In sostanza l'esercizio di una professione intellettuale non può mai, salvo il caso ora esaminato, configurarsi come attività di impresa, come evidenziato dalle sezioni unite di questa Corte (Cass. sez. un. n. 1889 del 1967), secondo cui lo studio di un professionista non può costituire un'azienda, secondo la nozione datane dall'art. 2555 cod. civ., che postula, insieme, un soggetto qualificato (imprenditore), ed un complesso di beni organizzati per l'esercizio di una determinata impresa. L'attività del libero professionista è invece sempre ancorata ad una prestazione d'opera intellettuale, non riconducibile ad un'attività economica organizzata ai fini della produzione o dello scambio di beni o servizi.

Identica questione è poi stata decisa in senso sfavorevole alla odierna ricorrente da questa Corte con sentenza n. 16092/2013.

La Corte ha in tale occasione altresì evidenziato che l'infondatezza della pretesa si basa anche sui principi desumibili dal diritto comunitario, evocato tanto dall'art. 3 cit, quanto dall'art. 44 cit, che subordinano l'efficacia del riconoscimento degli sgravi all'autorizzazione e ai vincoli della Commissione Europea ai sensi dell'art. 87 e ss. del Trattato e successive modificazioni. E la Commissione Europea, con provvedimento n. SG (99) D/6511 del 10.8.1999, ha sì ritenuto che l'aiuto di Stato di cui al summenzionato art. 3, commi 5 e 6, sia conforme alla politica comunitaria in materia di occupazione, ma ciò ha affermato sull'espresso presupposto, comunicato dal Governo italiano, che tali aiuti riguardassero le imprese.

In proposito va rammentato che il diritto comunitario vede con sfavore gli aiuti di Stato alle imprese (nel cui novero rientrano anche le politiche di sgravi contributivi) perché alterano la concorrenza, sicché essi possono impiegarsi in ambito nazionale solo come "extrema ratio" e nel rispetto delle predette regole comunitarie.
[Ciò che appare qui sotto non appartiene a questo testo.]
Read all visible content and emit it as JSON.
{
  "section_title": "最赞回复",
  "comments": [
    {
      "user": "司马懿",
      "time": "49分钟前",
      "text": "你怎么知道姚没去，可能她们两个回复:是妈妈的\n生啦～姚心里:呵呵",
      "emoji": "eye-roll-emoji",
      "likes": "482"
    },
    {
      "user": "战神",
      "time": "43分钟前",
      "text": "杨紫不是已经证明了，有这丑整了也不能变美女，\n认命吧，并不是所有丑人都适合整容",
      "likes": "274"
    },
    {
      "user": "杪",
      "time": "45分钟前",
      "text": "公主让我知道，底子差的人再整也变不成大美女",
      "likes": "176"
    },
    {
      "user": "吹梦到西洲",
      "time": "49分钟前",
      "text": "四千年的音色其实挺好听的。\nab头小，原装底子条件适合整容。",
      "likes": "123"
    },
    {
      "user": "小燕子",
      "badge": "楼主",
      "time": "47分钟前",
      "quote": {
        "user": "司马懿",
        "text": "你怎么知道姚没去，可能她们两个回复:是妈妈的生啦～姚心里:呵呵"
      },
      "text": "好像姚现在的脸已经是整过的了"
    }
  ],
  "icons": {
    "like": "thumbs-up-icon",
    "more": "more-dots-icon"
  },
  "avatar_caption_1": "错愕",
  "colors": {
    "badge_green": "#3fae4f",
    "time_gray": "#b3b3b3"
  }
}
Pertanto, sarebbe un’interpretazione contraria (non solo al diritto nazionale, ma anche) al diritto comunitario quella che estendesse gli sgravi in discorso anche ai datori di lavoro non imprenditori. La conclusione è confermata dall'approccio storicoteleologico, considerato che entrambe le norme (i citati L. n. 448 del 1998, art. 3, e L. n. 448 del 2001, art. 44) sono finalizzate a promuovere l'occupazione nel Mezzogiorno, vale a dire in una realtà territoriale carente nel settore dell'imprenditoria per numero e dimensioni delle imprese ivi operanti rispetto a quelle attive in altre regioni italiane, mentre non v’è ragione alcuna per supporre che la ratio dell'art. 44 cit. fosse quella di incentivare - sempre e soltanto nel Mezzogiorno - assunzioni di lavoro domestico o presso studi professionali od organizzazioni di tendenza prive di scopo di lucro (cioè assunzioni alle dipendenze di datori di lavoro non imprenditori).
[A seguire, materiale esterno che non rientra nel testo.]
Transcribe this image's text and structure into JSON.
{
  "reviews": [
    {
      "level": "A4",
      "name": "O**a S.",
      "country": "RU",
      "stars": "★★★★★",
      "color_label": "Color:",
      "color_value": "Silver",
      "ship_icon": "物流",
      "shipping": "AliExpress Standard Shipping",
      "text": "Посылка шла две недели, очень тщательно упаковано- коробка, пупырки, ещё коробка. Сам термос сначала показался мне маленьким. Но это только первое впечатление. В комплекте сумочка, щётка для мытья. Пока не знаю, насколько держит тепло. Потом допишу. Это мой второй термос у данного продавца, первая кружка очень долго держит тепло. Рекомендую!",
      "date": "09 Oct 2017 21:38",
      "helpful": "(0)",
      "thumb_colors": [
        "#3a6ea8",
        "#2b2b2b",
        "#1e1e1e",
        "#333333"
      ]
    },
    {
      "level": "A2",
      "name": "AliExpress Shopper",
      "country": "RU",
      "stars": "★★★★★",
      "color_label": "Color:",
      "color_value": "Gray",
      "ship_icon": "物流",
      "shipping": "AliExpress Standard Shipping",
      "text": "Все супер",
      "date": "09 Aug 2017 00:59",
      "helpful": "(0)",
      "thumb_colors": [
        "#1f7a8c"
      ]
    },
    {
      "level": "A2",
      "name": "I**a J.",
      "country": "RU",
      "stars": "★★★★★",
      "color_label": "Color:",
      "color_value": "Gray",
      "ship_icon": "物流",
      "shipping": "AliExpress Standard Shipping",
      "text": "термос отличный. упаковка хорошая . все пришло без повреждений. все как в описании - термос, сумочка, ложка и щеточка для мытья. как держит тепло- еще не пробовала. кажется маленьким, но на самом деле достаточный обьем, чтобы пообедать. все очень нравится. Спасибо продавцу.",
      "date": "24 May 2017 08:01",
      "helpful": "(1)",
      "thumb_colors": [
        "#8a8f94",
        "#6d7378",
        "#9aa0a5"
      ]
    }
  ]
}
Dunque, se la nozione di imprenditore propria del nostro ordinamento non può valere come supporto della domanda dell'odierna ricorrente, la giurisprudenza della C.G.U.E. è più ampia - rispetto a quella nazionale - in tema di individuazione del concetto di imprenditore (che non si rinviene nel Trattato); essa intende come imprenditore qualsiasi soggetto che, indipendentemente dallo stato giuridico e dalle modalità di finanziamento, eserciti un'attività economica (cfr. C.G.U.E. 7.7.08, causa C-49/07) e definisce attività economica qualunque attività consistente nell'offrire beni o servizi su un determinato mercato (cfr. C.G.U.E. 10.1.06, causa C-222/04), a prescindere dallo scopo di lucro eventualmente perseguito (cfr. C.G.U.E. 29.11.07, causa C-119/06).
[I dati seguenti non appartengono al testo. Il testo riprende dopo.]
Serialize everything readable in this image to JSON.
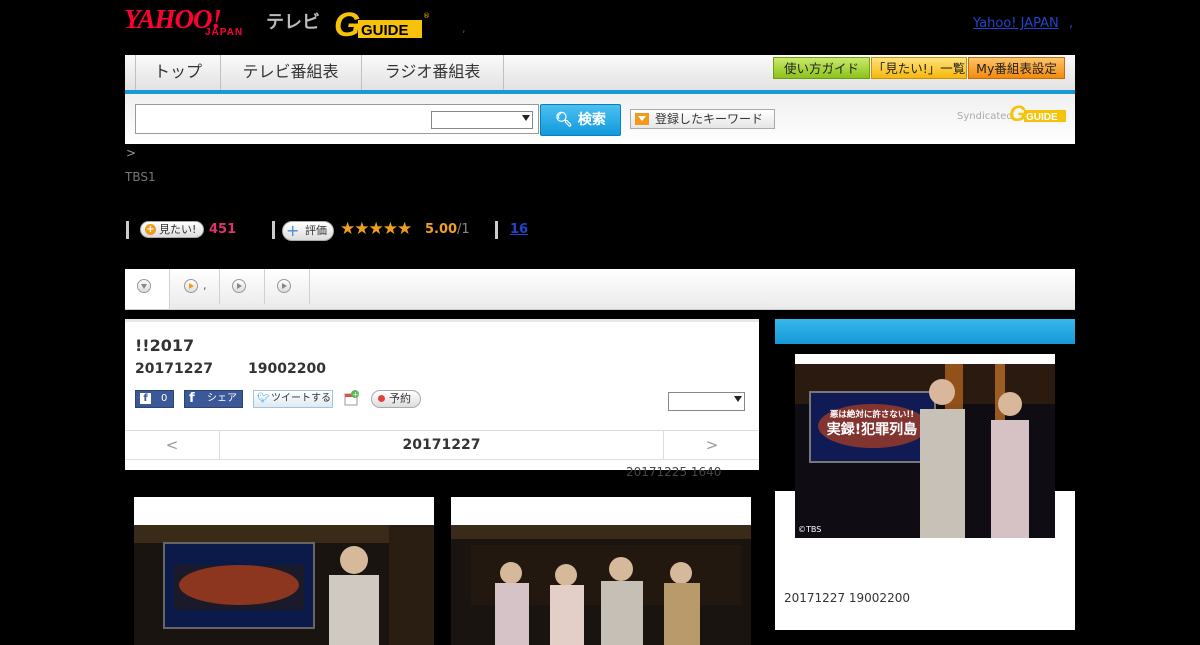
{
  "header": {
    "logo_yahoo": "YAHOO!",
    "logo_japan": "JAPAN",
    "logo_tv": "テレビ",
    "logo_gguide": "G-GUIDE",
    "dot": ",",
    "yahoo_japan_link": "Yahoo! JAPAN",
    "right_dot": ","
  },
  "nav": {
    "tabs": [
      {
        "label": "トップ"
      },
      {
        "label": "テレビ番組表"
      },
      {
        "label": "ラジオ番組表"
      }
    ],
    "guide_btn": "使い方ガイド",
    "mitai_list_btn": "「見たい!」一覧",
    "my_settings_btn": "My番組表設定"
  },
  "search": {
    "input_value": "",
    "select_value": "",
    "button_label": "検索",
    "keyword_button": "登録したキーワード",
    "syndicated": "Syndicated"
  },
  "breadcrumb": ">",
  "channel": "TBS1",
  "rating": {
    "mitai_label": "見たい!",
    "mitai_count": "451",
    "hyoka_label": "評価",
    "stars": "★★★★★",
    "score": "5.00",
    "score_den": "/1",
    "review_count": "16"
  },
  "tabs": [
    {
      "label": ""
    },
    {
      "label": ","
    },
    {
      "label": ""
    },
    {
      "label": ""
    }
  ],
  "program": {
    "title": "!!2017",
    "date": "20171227",
    "time": "19002200",
    "fb_like_count": "0",
    "fb_share": "シェア",
    "tweet": "ツイートする",
    "yoyaku": "予約",
    "nav_prev": "<",
    "nav_date": "20171227",
    "nav_next": ">",
    "update_note": "20171225  1640"
  },
  "right": {
    "date": "20171227  19002200",
    "copyright": "©TBS",
    "photo_title_line1": "悪は絶対に許さない!!",
    "photo_title_line2": "実録!犯罪列島"
  }
}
Ma si tratta di nozione utile in tema di applicazione di norme comunitarie in generale, mentre nel caso di specie si verte su una materia - quella degli sgravi contributivi - che, anzi, costituisce deroga al principio comunitario contrario agli aiuti di Stato (come innanzi detto).

4. - Il ricorso deve dunque senz'altro rigettarsi.

Le spese di lite seguono la soccombenza e si liquidano, valutata la sola discussione orale da parte dell’INPS, come da dispositivo.

 

P.Q.M.

 

Rigetta il ricorso.

Condanna la ricorrente al pagamento delle spese del presente giudizio di legittimità, che liquida in €. 100,00 per esborsi, €.1.500,00 per compensi, oltre accessori di legge.